Literary criticism has such a bad reputation—as an art of esoteric hair-splitting—among the practitioners of other disciplines that a historian may hesitate to open a book with poetry in the title appearing in a literary studies series. In this case, however, such hesitation is soon overcome. Antonio Cussen writes clearly and succinctly, and generally holds one’s interest even when he is wringing political significance, as he does with some frequency, from Andrés Bello’s views on Roman literature.

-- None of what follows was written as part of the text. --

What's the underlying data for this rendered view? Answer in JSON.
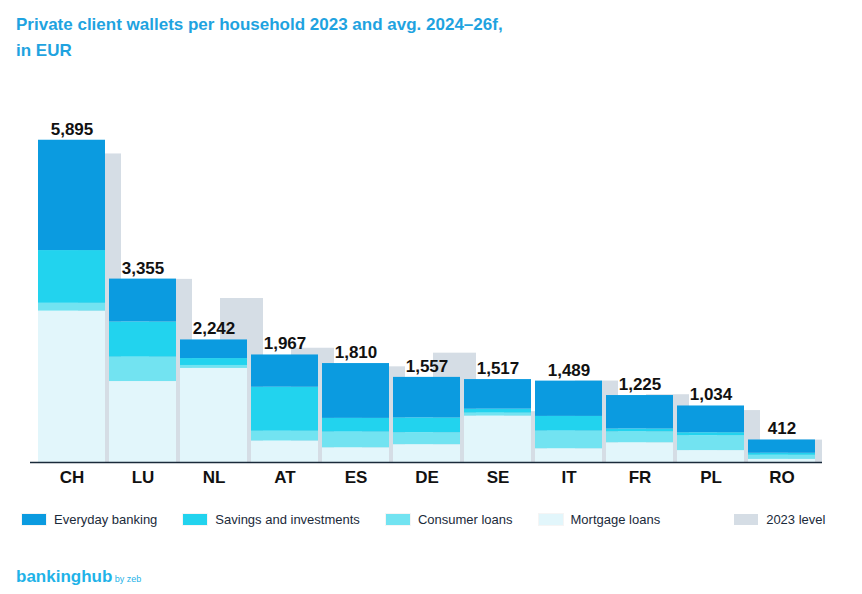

Cussen’s own surprisingly lucid ventures into literary criticism seem quite plausible, though a professor of Spanish (or Latin) might better pass final judgment in this respect. The specialist in history will applaud Cussen’s persistent effort to put literary analysis into historical context. True, the historiographical underpinnings of the study are not its strongest point. The historical sources cited are curiously scattered and are often dated; an extreme example is the citing of a work by Diego Barros Arana and Miguel Luis Amunátegui, reprinted in Havana in 1967, in support of a highly misleading discussion of ecclesiastical censos during the revolutionary period (p. 121). One can quarrel with other points of historical background too, but these are usually of quite minor importance.

Cussen states frankly in the preface that the book is written from Bello’s perspective, not Bolívar’s. He does devote space to the Liberator’s own foray into literary criticism of Bello, but for the rest Bolívar enters intermittently into the discussion as reference point or foil. One does not, in the end, learn much, if anything, new about Bolívar himself. On the other hand, Cussen presents a view of Bello that may not be new in its broad outline but is full of nuances based on textual analysis of Bello’s poetry and prose—almost as much of the latter as of the former, despite the title. We see an educated creole, whose true preference was for enlightened reformism under Spanish rule, ultimately forced to embrace outright independence; and a constitutional monarchist who accepted with misgivings the inevitability of liberal republicanism. There were undoubtedly many more such reluctant patriots than are identified as such in the standard history texts. Nor would it be easy to find a more perfect exemplar of conservative liberalism—or liberal conservatism—than what Bello in his Chilean exile finally became. Curiously, the book never mentions the one thing most historians will first associate with Bello’s name: his role in Chilean legal codification. But then law codes probably do not have much in common with poetry.